I came up with several possible answers, each one, to a greater or lesser extent, unsatisfactory.
I've been told a couple of times that I should keep a web-based journal as I don't often share my feelings and that some kind of online forum would be a positive outlet for all the emotions I'm bottling up. And while it did make sense to keep my secrets locked away from my loved ones just so I could then publish them on a public domain, I decided that I wasn't going to use this particular medium to expose my deepest and darkests.
I then figured that I would be able to use this as an opportunity to jot down all the great ideas I keep getting for plays, songs, sketches, films, radio dramas etc. Due to a healthy mix of perfectionism and utter laziness, I get an idea and then rarely see it through to completion. "I'll work on it later in life" I tell myself (still lying on the floor - the shops now empty) "when I have developed the artistic maturity to really nail it". But then that artistic maturity comes and the ideas have all been forgotten. I have new ideas but they're all silly and should be left for a time when my artistic maturity suddenly disappears and I realise that it wasn't artistic maturity after all - just wind. So this would be a great opportunity for me to keep a record of all those ideas so that I could come back to them later on. But then the "public domain" thing came up again and I realised that none of these ideas would be copyrighted. Now I don't mean to sound arrogant but my ideas are (oh my, how do I say this without betraying my inspiring humility) utter genius. If I tell you that one idea I've had for an inter-denominational conference involves a collection of nationally recognised church leaders and a giant vat of strawberry jam (I've already said too much) then you begin to understand why I would be less than happy with the best my brain has to offer being bandied around the internet for anyone to pick up on and exploit, claiming that they thought of it first.
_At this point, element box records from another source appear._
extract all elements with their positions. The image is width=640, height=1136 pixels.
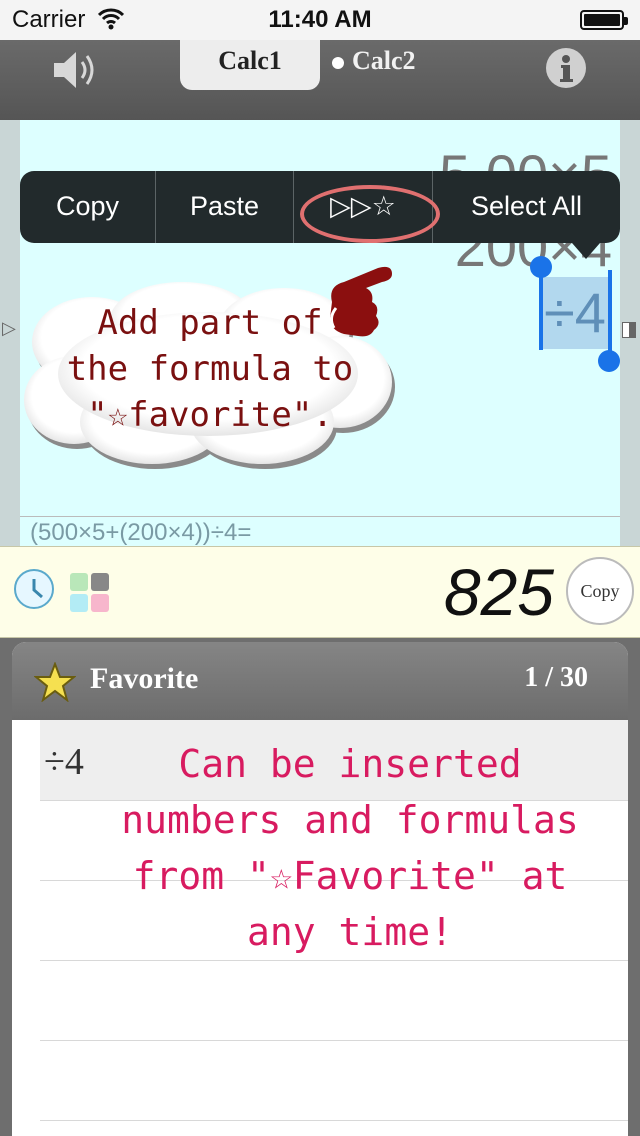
menu-pointer: [572, 243, 600, 259]
tip-line: Can be inserted: [178, 742, 522, 786]
status-bar: Carrier 11:40 AM: [0, 0, 640, 40]
dot-icon: [332, 57, 344, 70]
history-clock-icon[interactable]: [14, 569, 54, 609]
result-value: 825: [443, 555, 554, 629]
selection-start-bar: [539, 270, 543, 350]
highlight-ring: [300, 185, 440, 243]
battery-icon: [580, 10, 628, 30]
list-item[interactable]: [40, 1040, 628, 1121]
menu-item-paste[interactable]: Paste: [156, 171, 293, 243]
top-bar: Calc1 Calc2: [0, 40, 640, 120]
selection-end-bar: [608, 270, 612, 358]
favorite-tip-text: Can be inserted numbers and formulas fro…: [100, 736, 600, 960]
star-icon: [34, 662, 76, 702]
favorite-count: 1 / 30: [524, 662, 588, 693]
selection-start-handle[interactable]: [530, 256, 552, 278]
menu-item-copy[interactable]: Copy: [20, 171, 155, 243]
favorite-item-text: ÷4: [44, 741, 84, 783]
selected-text[interactable]: ÷4: [540, 277, 610, 349]
callout-line: "☆favorite".: [87, 395, 333, 435]
tab-calc1[interactable]: Calc1: [180, 40, 320, 90]
speaker-icon[interactable]: [50, 48, 100, 92]
tip-line: from "☆Favorite" at: [132, 854, 568, 898]
clock-time: 11:40 AM: [268, 6, 372, 33]
copy-result-button[interactable]: Copy: [566, 557, 634, 625]
tip-line: any time!: [247, 910, 453, 954]
scroll-right-icon[interactable]: [622, 322, 636, 338]
memory-grid-icon[interactable]: [70, 573, 110, 613]
tab-calc2-label: Calc2: [352, 46, 416, 75]
tab-calc2[interactable]: Calc2: [332, 40, 416, 82]
favorite-title: Favorite: [90, 662, 199, 695]
favorite-header: Favorite 1 / 30: [12, 642, 628, 720]
formula-line: (500×5+(200×4))÷4=: [20, 516, 620, 548]
selection-end-handle[interactable]: [598, 350, 620, 372]
list-item[interactable]: [40, 960, 628, 1041]
result-bar: 825 Copy: [0, 546, 640, 638]
info-icon[interactable]: [546, 48, 586, 88]
scroll-left-icon[interactable]: ▷: [2, 318, 16, 339]
tip-line: numbers and formulas: [121, 798, 579, 842]
callout-line: the formula to: [66, 349, 354, 389]
pointing-hand-icon: [329, 266, 392, 337]
menu-item-select-all[interactable]: Select All: [433, 171, 620, 243]
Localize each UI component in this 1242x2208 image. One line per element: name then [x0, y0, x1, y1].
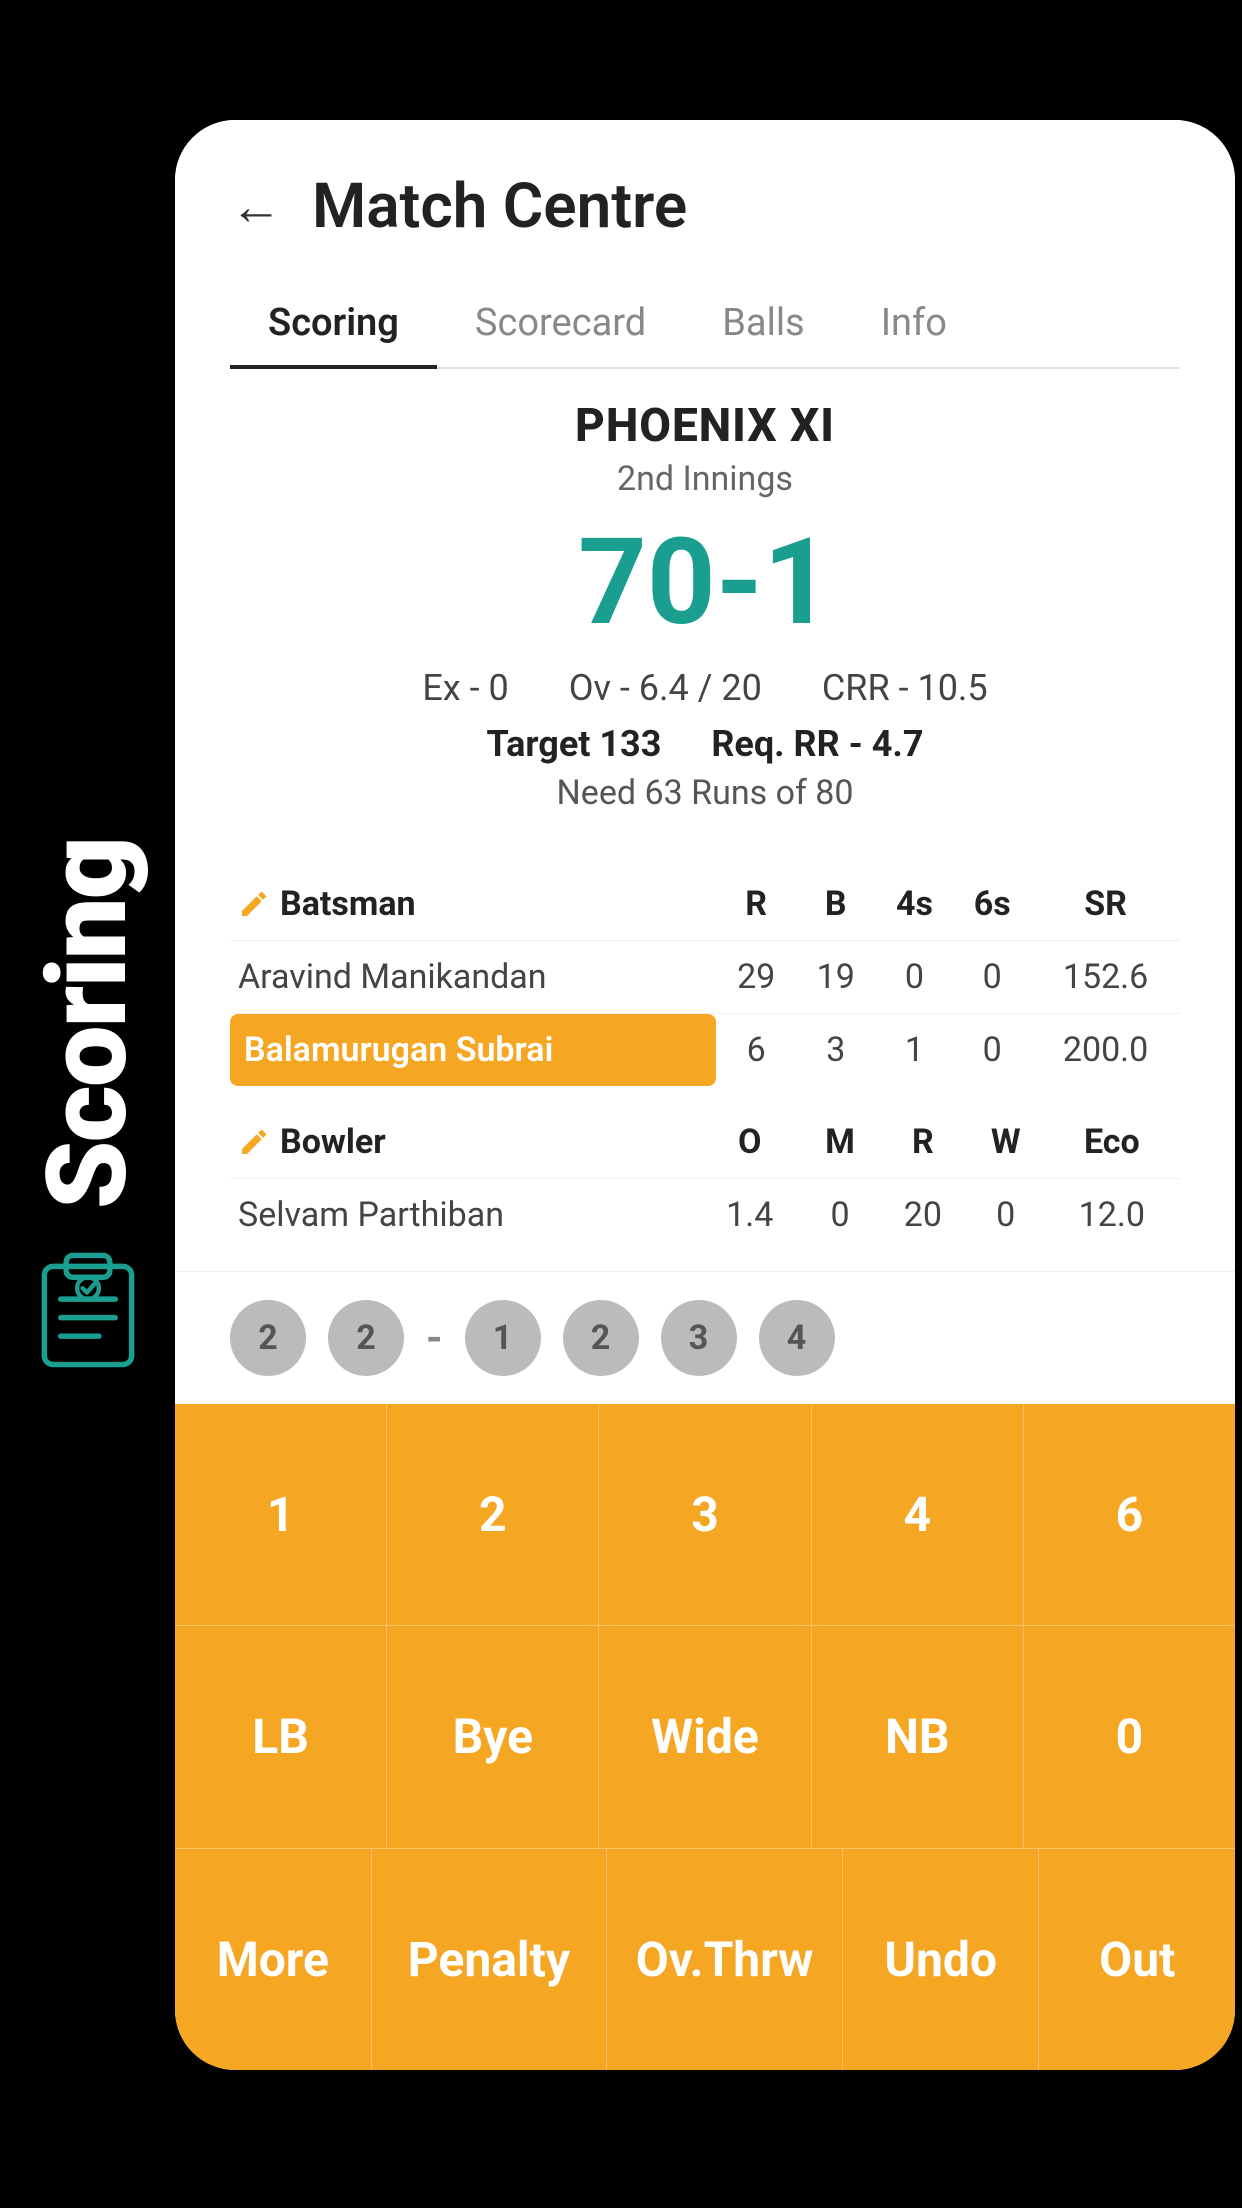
bowler-section: Bowler O M R W Eco Selvam Parthiban 1.4 … — [175, 1106, 1235, 1271]
tab-scoring[interactable]: Scoring — [230, 283, 437, 367]
key-nb[interactable]: NB — [812, 1626, 1024, 1847]
key-1[interactable]: 1 — [175, 1404, 387, 1625]
bowler-table: Bowler O M R W Eco Selvam Parthiban 1.4 … — [230, 1106, 1180, 1251]
batsman-1-sr: 152.6 — [1031, 941, 1180, 1014]
key-undo[interactable]: Undo — [843, 1849, 1040, 2070]
target-label: Target 133 — [486, 723, 661, 765]
bowler-o-header: O — [697, 1106, 802, 1179]
key-4[interactable]: 4 — [812, 1404, 1024, 1625]
tabs-bar: Scoring Scorecard Balls Info — [230, 283, 1180, 369]
key-2[interactable]: 2 — [387, 1404, 599, 1625]
batsman-2-name: Balamurugan Subrai — [230, 1014, 716, 1087]
tab-info[interactable]: Info — [843, 283, 985, 367]
bowler-1-m: 0 — [802, 1179, 878, 1252]
key-0[interactable]: 0 — [1024, 1626, 1235, 1847]
batsman-2-r: 6 — [716, 1014, 796, 1087]
overs-display: Ov - 6.4 / 20 — [569, 667, 762, 709]
ball-dot: - — [426, 1314, 443, 1363]
key-penalty[interactable]: Penalty — [372, 1849, 608, 2070]
score-display: 70-1 — [195, 517, 1215, 649]
ball-4: 2 — [563, 1300, 639, 1376]
batsman-1-4s: 0 — [876, 941, 954, 1014]
keypad-row-3: More Penalty Ov.Thrw Undo Out — [175, 1848, 1235, 2070]
key-more[interactable]: More — [175, 1849, 372, 2070]
batsman-col-header: Batsman — [230, 868, 716, 941]
bowler-1-w: 0 — [968, 1179, 1044, 1252]
ball-1: 2 — [230, 1300, 306, 1376]
key-6[interactable]: 6 — [1024, 1404, 1235, 1625]
batsman-section: Batsman R B 4s 6s SR Aravind Manikandan … — [175, 868, 1235, 1106]
score-section: PHOENIX XI 2nd Innings 70-1 Ex - 0 Ov - … — [175, 369, 1235, 868]
side-panel: Scoring — [0, 0, 175, 2208]
ball-history: 2 2 - 1 2 3 4 — [175, 1271, 1235, 1404]
batsman-4s-header: 4s — [876, 868, 954, 941]
ball-3: 1 — [465, 1300, 541, 1376]
bowler-w-header: W — [968, 1106, 1044, 1179]
batsman-r-header: R — [716, 868, 796, 941]
bowler-eco-header: Eco — [1044, 1106, 1180, 1179]
batsman-6s-header: 6s — [953, 868, 1031, 941]
ball-2: 2 — [328, 1300, 404, 1376]
tab-scorecard[interactable]: Scorecard — [437, 283, 684, 367]
batsman-2-4s: 1 — [876, 1014, 954, 1087]
batsman-1-6s: 0 — [953, 941, 1031, 1014]
bowler-m-header: M — [802, 1106, 878, 1179]
target-row: Target 133 Req. RR - 4.7 — [195, 723, 1215, 765]
bowler-1-r: 20 — [878, 1179, 968, 1252]
key-wide[interactable]: Wide — [599, 1626, 811, 1847]
table-row: Aravind Manikandan 29 19 0 0 152.6 — [230, 941, 1180, 1014]
edit-icon-batsman — [238, 888, 270, 920]
team-name: PHOENIX XI — [195, 399, 1215, 453]
bowler-r-header: R — [878, 1106, 968, 1179]
batsman-2-b: 3 — [796, 1014, 876, 1087]
keypad-section: 1 2 3 4 6 LB Bye Wide NB 0 More Penalty … — [175, 1404, 1235, 2070]
batsman-1-b: 19 — [796, 941, 876, 1014]
edit-icon-bowler — [238, 1126, 270, 1158]
batsman-table: Batsman R B 4s 6s SR Aravind Manikandan … — [230, 868, 1180, 1086]
batsman-1-name: Aravind Manikandan — [230, 941, 716, 1014]
batsman-1-r: 29 — [716, 941, 796, 1014]
score-meta: Ex - 0 Ov - 6.4 / 20 CRR - 10.5 — [195, 667, 1215, 709]
innings-label: 2nd Innings — [195, 459, 1215, 499]
key-out[interactable]: Out — [1039, 1849, 1235, 2070]
page-title: Match Centre — [312, 170, 687, 243]
scoring-label: Scoring — [33, 838, 143, 1209]
ball-6: 4 — [759, 1300, 835, 1376]
top-section: ← Match Centre Scoring Scorecard Balls I… — [175, 120, 1235, 369]
header: ← Match Centre — [230, 170, 1180, 243]
back-button[interactable]: ← — [230, 176, 282, 237]
batsman-2-6s: 0 — [953, 1014, 1031, 1087]
table-row: Selvam Parthiban 1.4 0 20 0 12.0 — [230, 1179, 1180, 1252]
keypad-row-1: 1 2 3 4 6 — [175, 1404, 1235, 1625]
clipboard-icon — [33, 1250, 143, 1370]
key-lb[interactable]: LB — [175, 1626, 387, 1847]
batsman-b-header: B — [796, 868, 876, 941]
need-label: Need 63 Runs of 80 — [195, 773, 1215, 813]
key-bye[interactable]: Bye — [387, 1626, 599, 1847]
batsman-2-sr: 200.0 — [1031, 1014, 1180, 1087]
crr-display: CRR - 10.5 — [822, 667, 988, 709]
key-overthrow[interactable]: Ov.Thrw — [607, 1849, 843, 2070]
bowler-1-o: 1.4 — [697, 1179, 802, 1252]
bowler-1-name: Selvam Parthiban — [230, 1179, 697, 1252]
ball-5: 3 — [661, 1300, 737, 1376]
extras-display: Ex - 0 — [422, 667, 508, 709]
key-3[interactable]: 3 — [599, 1404, 811, 1625]
tab-balls[interactable]: Balls — [684, 283, 842, 367]
req-rr-label: Req. RR - 4.7 — [711, 723, 923, 765]
table-row: Balamurugan Subrai 6 3 1 0 200.0 — [230, 1014, 1180, 1087]
batsman-sr-header: SR — [1031, 868, 1180, 941]
keypad-row-2: LB Bye Wide NB 0 — [175, 1625, 1235, 1847]
bowler-1-eco: 12.0 — [1044, 1179, 1180, 1252]
bowler-col-header: Bowler — [230, 1106, 697, 1179]
phone-card: ← Match Centre Scoring Scorecard Balls I… — [175, 120, 1235, 2070]
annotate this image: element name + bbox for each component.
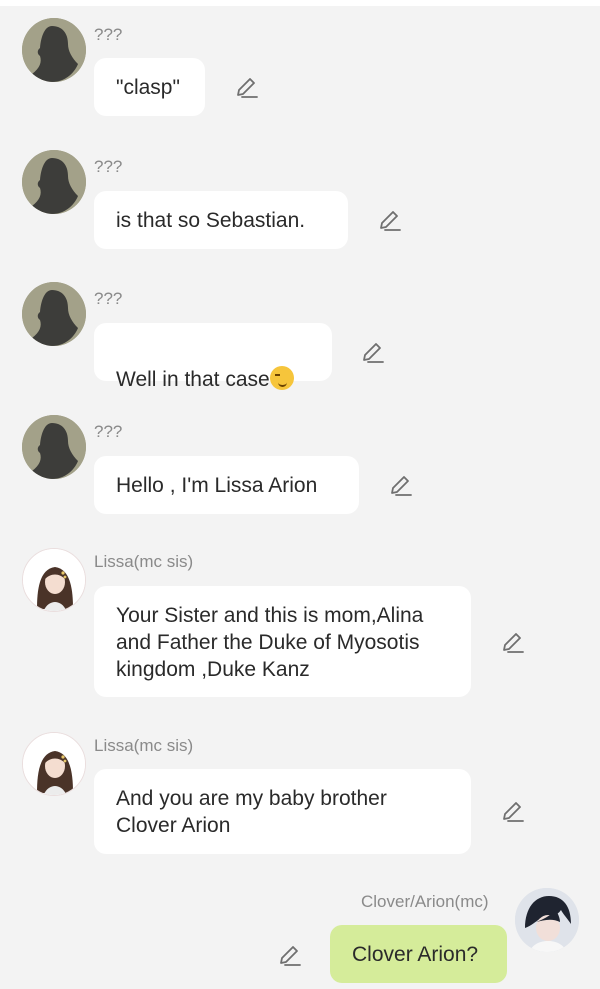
sender-name: ???	[94, 157, 123, 176]
silhouette-avatar[interactable]	[22, 282, 86, 346]
sender-name: ???	[94, 289, 123, 308]
message-bubble[interactable]: Well in that case	[94, 323, 332, 391]
message-bubble[interactable]: is that so Sebastian.	[94, 191, 348, 249]
boy-avatar[interactable]	[515, 888, 579, 952]
smirk-emoji-icon	[269, 366, 294, 390]
pencil-icon[interactable]	[500, 799, 526, 825]
pencil-icon[interactable]	[360, 340, 386, 366]
message-bubble[interactable]: Your Sister and this is mom,Alina and Fa…	[94, 586, 471, 697]
message-bubble[interactable]: Hello , I'm Lissa Arion	[94, 456, 359, 514]
message-bubble[interactable]: "clasp"	[94, 58, 205, 116]
message-text: Well in that case	[116, 368, 270, 391]
pencil-icon[interactable]	[234, 75, 260, 101]
message-bubble[interactable]: And you are my baby brother Clover Arion	[94, 769, 471, 854]
girl-avatar[interactable]	[22, 548, 86, 612]
girl-avatar[interactable]	[22, 732, 86, 796]
pencil-icon[interactable]	[377, 208, 403, 234]
sender-name: Lissa(mc sis)	[94, 736, 194, 755]
pencil-icon[interactable]	[277, 943, 303, 969]
sender-name: ???	[94, 25, 123, 44]
my-message-bubble[interactable]: Clover Arion?	[330, 925, 507, 983]
silhouette-avatar[interactable]	[22, 415, 86, 479]
silhouette-avatar[interactable]	[22, 150, 86, 214]
sender-name: Lissa(mc sis)	[94, 552, 194, 571]
top-strip	[0, 0, 600, 6]
pencil-icon[interactable]	[388, 473, 414, 499]
sender-name: Clover/Arion(mc)	[361, 892, 489, 911]
sender-name: ???	[94, 422, 123, 441]
silhouette-avatar[interactable]	[22, 18, 86, 82]
pencil-icon[interactable]	[500, 630, 526, 656]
I then thought that maybe I could use a blog to share my wisdom with the masses. Use my blog for good as thousands of millions from around the globe log onto this web address to experience my habitual profundity as it spews from my fingertips onto the computer screen. Some kind of exposé on the darkest netheregions of the human soul. But just as I was completing this thought (still on the floor except now there's a crowd) it occurred to me that I'm about as profound as an egg sandwich. It also dawned on me that, despite my previous reservations concerning idea stealage, I don't actually expect anyone to visit this site - ever. This will probably always be just for me.
Which led me to my next reason for having a blog. Why not just use it as a diary? Something to which I can look back on and think "oh yeah - I did that". But then the final and most conclusive occurence dawned on me. Apart from today and possibly tomorrow, I will most likely never visit or update this site again. It will just stay like this I should imagine, floating aimlessly about cyberspace until some technologically advanced virus in 2009 will wipe it out completely, making the past hour or so of my life (that being the time it took to set this all up and post this entry) utterly and depressingly pointless.
So why, after having come to that apocalyptic conclusion, did I decide to go ahead and start up a blog anyway? The answer's simple. Because everyone else is doing it.
Oh, and why "Confessions of an Innocent Man"? I'm open to suggestions.